The Dreyfus Affair – and Zola’s decision to become involved in it – was about more than the guilt or innocence of a single individual. Dreyfus had been framed, and even after that fact became clear to everyone involved, members of the senior military and political establishment persisted in a conspiracy to cover that up. In so doing, they were destroying the life of a fellow officer, whose only crime was being a Jew. But the affair also revealed and deepened a divide in France, in which “liberty, equality, and fraternity” – the values of the French Revolution – were pitted against nationalism, militarism and xenophobia, in particular a hatred of the country’s emancipated Jewish minority.
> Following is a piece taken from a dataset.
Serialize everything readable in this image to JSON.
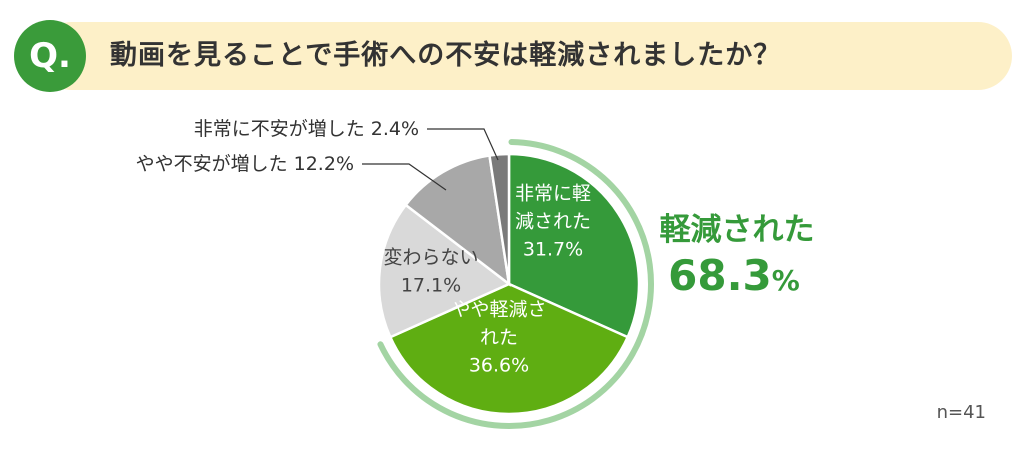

1800 years of mindless persecution
Emile Zola (1840-1902) was not Jewish, and by his own description, had hardly been an admirer of the Jewish people for most of his life. But the prosecution of Dreyfus and the powerful and ugly wave of anti-Jewish sentiment it elicited shocked him.
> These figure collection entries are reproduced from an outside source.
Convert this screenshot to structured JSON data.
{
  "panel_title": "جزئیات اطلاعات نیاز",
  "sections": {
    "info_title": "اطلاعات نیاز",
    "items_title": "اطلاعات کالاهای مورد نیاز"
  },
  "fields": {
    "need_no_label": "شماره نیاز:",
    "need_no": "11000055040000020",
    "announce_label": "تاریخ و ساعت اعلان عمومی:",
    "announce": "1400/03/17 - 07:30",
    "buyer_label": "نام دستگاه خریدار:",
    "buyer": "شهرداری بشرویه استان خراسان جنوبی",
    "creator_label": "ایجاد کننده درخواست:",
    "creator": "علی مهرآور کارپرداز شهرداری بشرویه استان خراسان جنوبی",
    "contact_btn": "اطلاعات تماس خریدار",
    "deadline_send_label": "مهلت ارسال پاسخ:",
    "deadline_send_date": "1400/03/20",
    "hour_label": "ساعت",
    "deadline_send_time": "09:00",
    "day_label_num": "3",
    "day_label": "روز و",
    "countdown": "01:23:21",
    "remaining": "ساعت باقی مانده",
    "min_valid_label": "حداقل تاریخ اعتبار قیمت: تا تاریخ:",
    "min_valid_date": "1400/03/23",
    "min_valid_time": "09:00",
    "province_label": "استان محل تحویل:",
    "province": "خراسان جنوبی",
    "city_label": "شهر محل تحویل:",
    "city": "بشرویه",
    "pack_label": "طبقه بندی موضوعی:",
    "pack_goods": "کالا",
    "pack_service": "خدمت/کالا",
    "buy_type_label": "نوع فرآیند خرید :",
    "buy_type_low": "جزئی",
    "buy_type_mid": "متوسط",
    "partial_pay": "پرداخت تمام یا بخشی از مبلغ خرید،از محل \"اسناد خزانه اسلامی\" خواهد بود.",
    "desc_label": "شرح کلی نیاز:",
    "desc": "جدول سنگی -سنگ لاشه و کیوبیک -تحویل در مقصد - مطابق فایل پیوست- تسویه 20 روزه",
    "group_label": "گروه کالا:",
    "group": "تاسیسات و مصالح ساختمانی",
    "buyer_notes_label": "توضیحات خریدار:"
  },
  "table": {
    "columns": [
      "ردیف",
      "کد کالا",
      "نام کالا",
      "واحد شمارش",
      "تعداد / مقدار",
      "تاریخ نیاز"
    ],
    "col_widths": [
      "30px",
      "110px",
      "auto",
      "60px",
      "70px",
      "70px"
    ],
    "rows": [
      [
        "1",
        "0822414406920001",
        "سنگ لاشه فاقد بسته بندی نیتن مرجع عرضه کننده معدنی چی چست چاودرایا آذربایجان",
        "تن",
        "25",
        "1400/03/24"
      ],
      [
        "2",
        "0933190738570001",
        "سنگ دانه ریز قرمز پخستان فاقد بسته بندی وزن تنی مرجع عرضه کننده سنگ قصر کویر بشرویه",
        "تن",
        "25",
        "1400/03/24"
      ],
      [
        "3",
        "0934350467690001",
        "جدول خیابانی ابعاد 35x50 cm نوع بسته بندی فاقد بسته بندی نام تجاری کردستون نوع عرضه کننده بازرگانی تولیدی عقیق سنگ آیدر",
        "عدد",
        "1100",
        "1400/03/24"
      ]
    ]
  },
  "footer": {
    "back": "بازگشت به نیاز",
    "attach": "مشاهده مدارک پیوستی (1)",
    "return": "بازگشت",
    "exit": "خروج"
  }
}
In “A Plea for the Jews,” published in Le Figaro in May 1896, Zola examined the hatred felt by so many French for the Jews. He noted the stereotypes associated with them -- clannishness, craftiness, and an obsessive love for money – but argued that even if that description was accurate vis-à-vis many Jews, it was the result “of eighteen hundred years of our mindless persecution.” The Jews, he wrote, “have been beaten, insulted, and laden with injustice and violence [while their non-Jewish neighbors] have contemptuously abandoned the field of commerce to them and bestowed on them the label of usurers and traffickers” (translation by Jack Dixon).
By the time of ‘J’accuse,” Zola had already published some half-dozen articles or interviews responding directly or indirectly to the Dreyfus case. Now, however, he took on the case in detail – and did so with the goal of being prosecuted for libel, as he saw a trial as an opportunity to force the authorities to disclose the evidence they had refused to reveal during Dreyfus’ original court martial.
Although the Aurore article leveled many charges at the army, Zola, together with L’Aurore’s business manager, Alexandre Perrenx, was accused of libel on one point only – his accusation that the military tribunal that had sat in judgment of Ferdinand Esterhazy, the real spy, had acquitted him despite knowing he was guilty.
The trial begins
Zola’s trial began on February 7, 1898, and he did indeed put up a strong defense. Furthermore, in his summary remarks, Zola declared that the case went far beyond the guilt or innocence of Alfred Dreyfus. “There is,” he said, “only one issue: Is France still the France of the Revolution and the Declaration of the Rights of Man, the France which gave the world liberty, and was supposed to give it justice?”
Not surprisingly, though, Zola was found guilty, and sentenced to a year’s imprisonment, plus a hefty fine of 3000 francs. And when the conviction was set aside, on technical grounds, and the case was retried, that July, he and Perrenx were again convicted.
That night, however, Zola fled France for London, where he remained until June 1899, by which time it was understood that Dreyfus was going to get a retrial – in very large part thanks to his efforts – and that he himself would receive an official pardon.
It was not until 1906, however, that Dreyfus was fully exonerated and restored to his rank in the army. By then, Zola had been dead for four years, having been asphyxiated by coal fumes in his own home, an “accident” that many suspected had been caused by people still angry at him for his defense of Dreyfus the Jew."